Pour revenir au livre de Rilke, nous n'avons jamais parlé de Venise. Y est-il déjà allé ? Je ne pense pas. Autre raison : moi non plus (depuis, j'y suis allé) et cette obsession de la ville est devenu comme un mythe...
Le jour où je me déciderai à m'y rendre -mais j'ai longtemps temporisé pour garder le plaisir du mythe en vie- Venise aura disparu... Il doit sans doute l'aimer, parce qu'il aime la beauté, l'amour, la musique et qu'un Carpaccio est accroché au mur de son salon. Assurément, il aimerait ce livre, mais je ne lui ai jamais donné. Je regrette. J'ai perdu Reiner de vue. Et lui, où est-il à présent ? A Venise, au paradis ou toujours dans l'enfer du mal..?
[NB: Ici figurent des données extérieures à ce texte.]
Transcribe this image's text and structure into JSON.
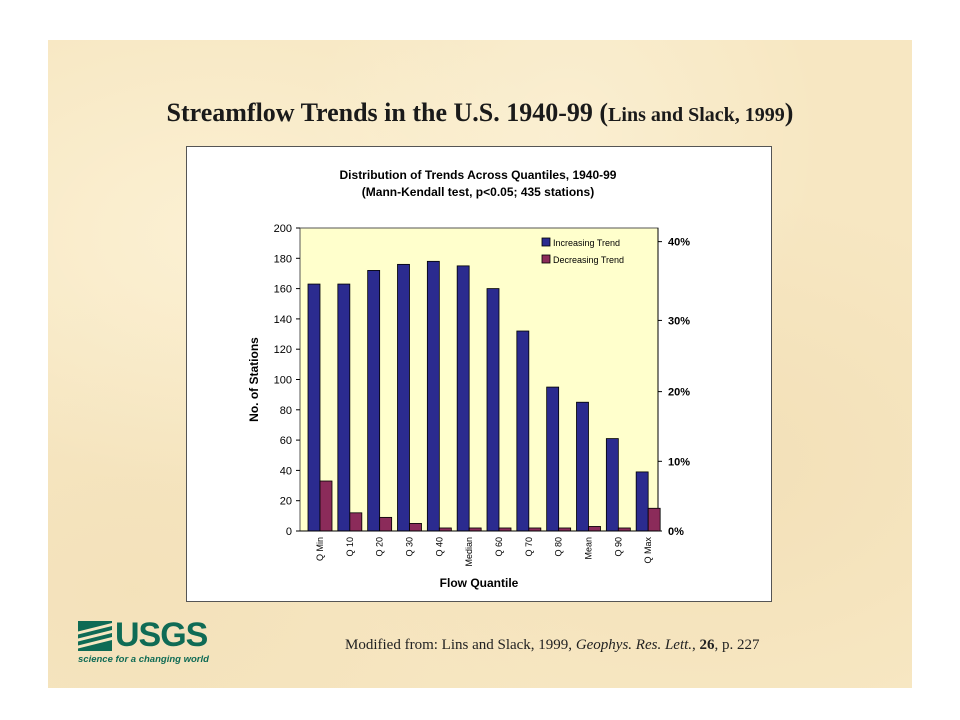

* Sagan, Sand et Musset : A Gap, un soir d'Apostrophes, où elle n'a pas pu venir bafouiller (il faudra l'inviter avec Modiano), et boire un whisky : un soir avec Sagan, c'est 'Bonjour tristesse"; pourtant, comment pour étancher une nostalgie inconsciente, un manque inattendu, se plonger dans les lettres d'amour de Sand et Musset; et d'abord, dans la préface, ces pages inutiles, plage à rallonges..!
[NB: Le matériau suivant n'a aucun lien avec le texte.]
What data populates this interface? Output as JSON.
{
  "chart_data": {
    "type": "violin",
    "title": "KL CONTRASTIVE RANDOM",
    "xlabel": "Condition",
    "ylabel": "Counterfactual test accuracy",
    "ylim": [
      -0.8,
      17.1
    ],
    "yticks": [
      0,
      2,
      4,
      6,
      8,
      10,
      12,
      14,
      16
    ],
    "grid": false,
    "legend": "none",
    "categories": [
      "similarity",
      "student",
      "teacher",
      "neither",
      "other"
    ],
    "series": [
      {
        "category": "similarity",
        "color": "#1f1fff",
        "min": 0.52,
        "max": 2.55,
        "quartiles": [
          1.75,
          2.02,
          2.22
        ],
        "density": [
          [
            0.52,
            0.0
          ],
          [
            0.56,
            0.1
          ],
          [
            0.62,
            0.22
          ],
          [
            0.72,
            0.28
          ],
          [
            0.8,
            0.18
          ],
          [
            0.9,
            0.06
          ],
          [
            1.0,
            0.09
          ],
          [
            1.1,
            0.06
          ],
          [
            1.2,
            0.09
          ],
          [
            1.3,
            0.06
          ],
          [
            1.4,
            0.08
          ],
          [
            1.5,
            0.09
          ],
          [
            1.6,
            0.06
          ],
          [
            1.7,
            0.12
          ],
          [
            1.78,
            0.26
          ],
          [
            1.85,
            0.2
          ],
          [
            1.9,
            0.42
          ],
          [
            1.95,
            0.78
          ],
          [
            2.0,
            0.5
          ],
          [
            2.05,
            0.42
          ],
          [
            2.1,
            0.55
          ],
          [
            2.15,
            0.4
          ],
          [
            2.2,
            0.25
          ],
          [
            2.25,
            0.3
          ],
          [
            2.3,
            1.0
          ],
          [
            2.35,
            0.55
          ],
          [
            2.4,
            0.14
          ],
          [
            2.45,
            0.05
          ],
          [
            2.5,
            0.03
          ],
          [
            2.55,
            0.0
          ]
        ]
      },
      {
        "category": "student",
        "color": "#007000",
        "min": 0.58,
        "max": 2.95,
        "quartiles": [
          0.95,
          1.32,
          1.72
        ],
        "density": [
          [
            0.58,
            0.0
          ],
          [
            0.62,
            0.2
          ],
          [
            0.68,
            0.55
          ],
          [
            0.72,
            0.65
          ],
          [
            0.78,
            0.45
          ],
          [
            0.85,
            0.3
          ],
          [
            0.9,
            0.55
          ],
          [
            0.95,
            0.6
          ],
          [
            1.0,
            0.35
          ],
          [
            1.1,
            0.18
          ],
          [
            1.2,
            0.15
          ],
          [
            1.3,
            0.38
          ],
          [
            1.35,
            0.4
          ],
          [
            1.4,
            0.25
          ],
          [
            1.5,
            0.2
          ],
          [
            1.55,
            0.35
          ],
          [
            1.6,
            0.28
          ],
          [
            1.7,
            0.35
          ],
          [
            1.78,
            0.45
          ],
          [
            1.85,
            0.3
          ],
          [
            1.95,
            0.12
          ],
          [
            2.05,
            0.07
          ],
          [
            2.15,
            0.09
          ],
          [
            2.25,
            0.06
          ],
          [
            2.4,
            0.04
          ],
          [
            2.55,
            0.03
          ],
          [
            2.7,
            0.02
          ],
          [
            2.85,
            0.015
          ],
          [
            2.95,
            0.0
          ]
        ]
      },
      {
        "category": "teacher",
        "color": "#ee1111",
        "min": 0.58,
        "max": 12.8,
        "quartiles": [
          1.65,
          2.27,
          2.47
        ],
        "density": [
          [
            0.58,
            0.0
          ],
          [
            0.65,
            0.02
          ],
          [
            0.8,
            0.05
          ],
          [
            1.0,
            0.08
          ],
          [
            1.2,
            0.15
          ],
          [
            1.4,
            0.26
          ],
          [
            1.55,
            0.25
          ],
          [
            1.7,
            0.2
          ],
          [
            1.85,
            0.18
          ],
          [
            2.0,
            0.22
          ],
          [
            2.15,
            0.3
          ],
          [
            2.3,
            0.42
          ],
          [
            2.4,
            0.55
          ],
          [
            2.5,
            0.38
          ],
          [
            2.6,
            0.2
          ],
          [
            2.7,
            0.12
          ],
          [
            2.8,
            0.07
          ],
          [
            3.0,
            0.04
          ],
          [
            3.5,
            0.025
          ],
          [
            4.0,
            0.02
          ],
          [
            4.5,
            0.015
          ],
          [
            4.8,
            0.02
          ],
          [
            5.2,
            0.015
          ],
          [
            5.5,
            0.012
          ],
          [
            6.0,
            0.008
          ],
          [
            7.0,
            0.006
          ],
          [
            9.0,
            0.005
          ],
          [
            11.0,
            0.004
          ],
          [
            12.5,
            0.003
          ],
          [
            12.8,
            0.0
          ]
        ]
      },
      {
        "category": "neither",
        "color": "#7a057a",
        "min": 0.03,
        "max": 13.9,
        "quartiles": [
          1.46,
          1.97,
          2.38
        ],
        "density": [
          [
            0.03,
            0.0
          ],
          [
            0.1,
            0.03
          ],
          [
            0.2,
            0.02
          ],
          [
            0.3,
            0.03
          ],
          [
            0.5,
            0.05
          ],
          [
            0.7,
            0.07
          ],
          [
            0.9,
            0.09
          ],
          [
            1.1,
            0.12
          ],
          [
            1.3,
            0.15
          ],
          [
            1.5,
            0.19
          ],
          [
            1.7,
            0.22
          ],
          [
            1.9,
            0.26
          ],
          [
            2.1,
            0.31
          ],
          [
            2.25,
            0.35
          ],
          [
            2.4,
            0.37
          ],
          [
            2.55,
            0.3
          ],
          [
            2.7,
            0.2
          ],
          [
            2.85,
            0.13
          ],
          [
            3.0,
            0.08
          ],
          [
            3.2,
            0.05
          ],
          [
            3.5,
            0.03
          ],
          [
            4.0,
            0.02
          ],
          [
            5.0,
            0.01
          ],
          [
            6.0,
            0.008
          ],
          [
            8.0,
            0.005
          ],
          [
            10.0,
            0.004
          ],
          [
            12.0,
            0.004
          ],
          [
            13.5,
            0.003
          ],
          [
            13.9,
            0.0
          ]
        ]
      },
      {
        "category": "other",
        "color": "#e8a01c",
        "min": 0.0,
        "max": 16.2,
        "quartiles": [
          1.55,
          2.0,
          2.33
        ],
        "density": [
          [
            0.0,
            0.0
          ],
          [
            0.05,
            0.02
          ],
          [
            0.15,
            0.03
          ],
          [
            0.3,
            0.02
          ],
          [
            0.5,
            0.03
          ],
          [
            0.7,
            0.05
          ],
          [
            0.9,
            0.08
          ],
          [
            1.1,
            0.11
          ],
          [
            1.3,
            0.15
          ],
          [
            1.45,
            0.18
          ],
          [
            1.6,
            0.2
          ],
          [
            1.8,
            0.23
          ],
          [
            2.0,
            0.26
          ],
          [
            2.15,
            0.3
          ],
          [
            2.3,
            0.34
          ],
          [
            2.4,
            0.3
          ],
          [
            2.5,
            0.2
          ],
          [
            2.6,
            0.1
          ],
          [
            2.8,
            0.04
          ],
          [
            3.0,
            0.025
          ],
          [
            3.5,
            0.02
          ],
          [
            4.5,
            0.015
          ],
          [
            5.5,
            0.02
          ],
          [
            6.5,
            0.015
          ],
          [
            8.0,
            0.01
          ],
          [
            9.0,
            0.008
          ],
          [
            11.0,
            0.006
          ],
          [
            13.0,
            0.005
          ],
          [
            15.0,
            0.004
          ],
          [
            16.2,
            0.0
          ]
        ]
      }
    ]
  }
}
Elle écrira mieux -pour présenter les autres, amis qu'elle s'en tienne à parler d'elle !-, à présent qu'elle s'est remise de coup d'altitude de Bogota : qu'est-ce qu'elle est allée faire dans cette Colombie ? Frayer avec le beau ténébreux de Gustave Le Clézio ? Bonne convalescence et condoléances pour ce petit, ici, écrivain et pour mon mesquin train-train cardiaque en partance pour la Moselle... Le huit novembre entre chien et loup. Et midi et minuit...
* Le cas K Lecture du Procès de Kafka : "...Cet horrible mot attribué à Henri Jeanson...qui rassemble à mes yeux tout le répugnant de la plaisanterie gauloise : il a fait Kafka dans sa culotte..." J.-J.Brochier (Le magazine littéraire n°135, avril 1978)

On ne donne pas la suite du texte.